Auto Focus

Auto Focus

As a director and as Martin Scorsese's screenwriter of choice, Paul Schrader specializes in a specific type of protagonist: conflicted, emotionally needy, obsessive, and hungry for redemption, but not sure how to attain it. In that respect, Willem Dafoe's all-too-human Jesus in The Last Temptation Of Christ represented the quintessential Schrader hero, but Greg Kinnear's Bob Crane in Auto Focus isn't far behind. Crane is best known as the blandly handsome star of the wildly popular '60s sitcom Hogan's Heroes, but he's also known for dying a horrific death involving his obsession with homemade pornography. Schrader previously explored this sort of too-sordid-for-fiction terrain with 1988's Patty Hearst, where his contempt for his characters and their values obscured powerful performances from Natasha Richardson and Ving Rhames. Auto Focus boasts similarly dead-on performances from Greg Kinnear and Dafoe, and for much of its first half, the two make the film seem better than it is. Adapted from Robert Graysmith's book The Murder Of Bob Crane, Auto Focus opens with Kinnear making the leap from popular radio personality to network sitcom star. Perpetually eager to please, he loves the adulation his newfound fame brings, particularly after audio and video specialist John Carpenter (played by Dafoe) lures him into a nighttime landscape of strip clubs, easy sex, and homemade porn.
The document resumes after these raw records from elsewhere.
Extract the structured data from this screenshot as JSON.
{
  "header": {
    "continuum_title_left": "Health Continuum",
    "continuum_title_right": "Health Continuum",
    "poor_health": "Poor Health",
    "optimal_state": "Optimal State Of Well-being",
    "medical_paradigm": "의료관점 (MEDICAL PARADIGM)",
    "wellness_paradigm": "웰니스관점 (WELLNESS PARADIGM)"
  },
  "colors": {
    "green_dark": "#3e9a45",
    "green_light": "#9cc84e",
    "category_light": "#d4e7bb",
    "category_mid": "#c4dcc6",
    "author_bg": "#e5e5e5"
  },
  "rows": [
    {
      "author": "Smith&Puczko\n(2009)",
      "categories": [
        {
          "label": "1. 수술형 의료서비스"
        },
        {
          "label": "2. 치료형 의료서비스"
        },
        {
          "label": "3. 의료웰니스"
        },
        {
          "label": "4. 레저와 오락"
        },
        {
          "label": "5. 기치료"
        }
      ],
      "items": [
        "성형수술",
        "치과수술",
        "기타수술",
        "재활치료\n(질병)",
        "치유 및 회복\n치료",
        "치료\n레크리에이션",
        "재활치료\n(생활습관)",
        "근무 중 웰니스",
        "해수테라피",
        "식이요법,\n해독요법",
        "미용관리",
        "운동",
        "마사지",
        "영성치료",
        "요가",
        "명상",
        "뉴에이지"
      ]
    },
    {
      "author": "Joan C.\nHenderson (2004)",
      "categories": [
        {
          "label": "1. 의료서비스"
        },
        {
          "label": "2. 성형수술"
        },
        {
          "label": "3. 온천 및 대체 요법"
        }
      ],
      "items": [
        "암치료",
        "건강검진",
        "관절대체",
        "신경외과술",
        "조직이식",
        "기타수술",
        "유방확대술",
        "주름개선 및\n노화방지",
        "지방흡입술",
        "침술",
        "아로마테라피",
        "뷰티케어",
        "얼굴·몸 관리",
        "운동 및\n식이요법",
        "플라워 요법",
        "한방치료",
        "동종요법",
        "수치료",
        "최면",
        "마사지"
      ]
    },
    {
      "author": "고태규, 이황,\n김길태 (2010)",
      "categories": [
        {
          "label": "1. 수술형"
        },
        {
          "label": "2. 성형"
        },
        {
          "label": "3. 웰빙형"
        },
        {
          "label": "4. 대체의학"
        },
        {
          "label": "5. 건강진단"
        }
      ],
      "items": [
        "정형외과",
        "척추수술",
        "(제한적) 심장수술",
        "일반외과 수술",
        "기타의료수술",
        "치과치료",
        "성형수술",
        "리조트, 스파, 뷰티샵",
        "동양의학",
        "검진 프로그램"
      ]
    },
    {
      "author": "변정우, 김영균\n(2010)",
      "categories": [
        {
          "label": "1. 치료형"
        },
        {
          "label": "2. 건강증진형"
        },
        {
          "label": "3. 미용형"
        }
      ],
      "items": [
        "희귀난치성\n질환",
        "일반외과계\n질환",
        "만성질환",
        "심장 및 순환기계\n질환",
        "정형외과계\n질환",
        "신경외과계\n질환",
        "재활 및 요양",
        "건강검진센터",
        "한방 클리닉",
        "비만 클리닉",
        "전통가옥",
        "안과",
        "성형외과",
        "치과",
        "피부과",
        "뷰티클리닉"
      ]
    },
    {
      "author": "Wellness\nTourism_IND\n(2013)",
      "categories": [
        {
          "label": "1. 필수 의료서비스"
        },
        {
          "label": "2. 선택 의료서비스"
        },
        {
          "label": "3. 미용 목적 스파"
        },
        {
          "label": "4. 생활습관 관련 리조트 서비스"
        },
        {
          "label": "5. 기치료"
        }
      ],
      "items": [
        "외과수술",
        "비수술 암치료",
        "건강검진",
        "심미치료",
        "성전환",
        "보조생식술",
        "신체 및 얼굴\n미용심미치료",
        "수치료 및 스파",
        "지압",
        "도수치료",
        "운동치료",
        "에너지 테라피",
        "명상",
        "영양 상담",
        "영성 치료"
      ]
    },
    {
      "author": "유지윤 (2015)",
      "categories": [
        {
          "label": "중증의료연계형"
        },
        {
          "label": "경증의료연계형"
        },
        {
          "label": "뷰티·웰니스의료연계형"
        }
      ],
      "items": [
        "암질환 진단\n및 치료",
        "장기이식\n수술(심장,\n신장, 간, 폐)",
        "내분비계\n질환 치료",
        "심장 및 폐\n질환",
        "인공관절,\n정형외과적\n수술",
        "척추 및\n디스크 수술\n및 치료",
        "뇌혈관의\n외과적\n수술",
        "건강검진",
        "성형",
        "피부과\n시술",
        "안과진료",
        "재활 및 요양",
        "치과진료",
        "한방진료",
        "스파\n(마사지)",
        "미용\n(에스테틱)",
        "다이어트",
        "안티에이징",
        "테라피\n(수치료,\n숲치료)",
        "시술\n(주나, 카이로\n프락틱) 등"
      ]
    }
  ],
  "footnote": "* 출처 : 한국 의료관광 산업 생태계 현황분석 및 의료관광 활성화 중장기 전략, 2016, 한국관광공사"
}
As long as Kinnear is successful, the world seems willing to overlook his infidelities and private kinks, but as his star wanes, his desperation increases, and his friendship with Dafoe further devolves into a pathetic mixture of codependency, mutual exploitation, and homosexual panic. For a while, Auto Focus is as queasily compelling as Schrader's best work, but when Kinnear begins his descent, the film spirals with him, starting with an overwrought dream sequence that veers headfirst into self-parody: All that's missing is a shot of Jesus shaking his head in shame. In faux-GoodFellas fashion, Auto Focus' visual style mirrors its protagonist's deteriorating mental state, with an awkward, cable-ready first half giving way to the quick cuts, stylized lighting, and shaky handheld camera work that have become shorthand for bottoming out. Kinnear's mesmerizing performance comes close to redeeming Auto Focus, suggesting depths the film never gets around to exposing, but Schrader's alternately flat and histrionic storytelling sends the film hurtling beyond redemption.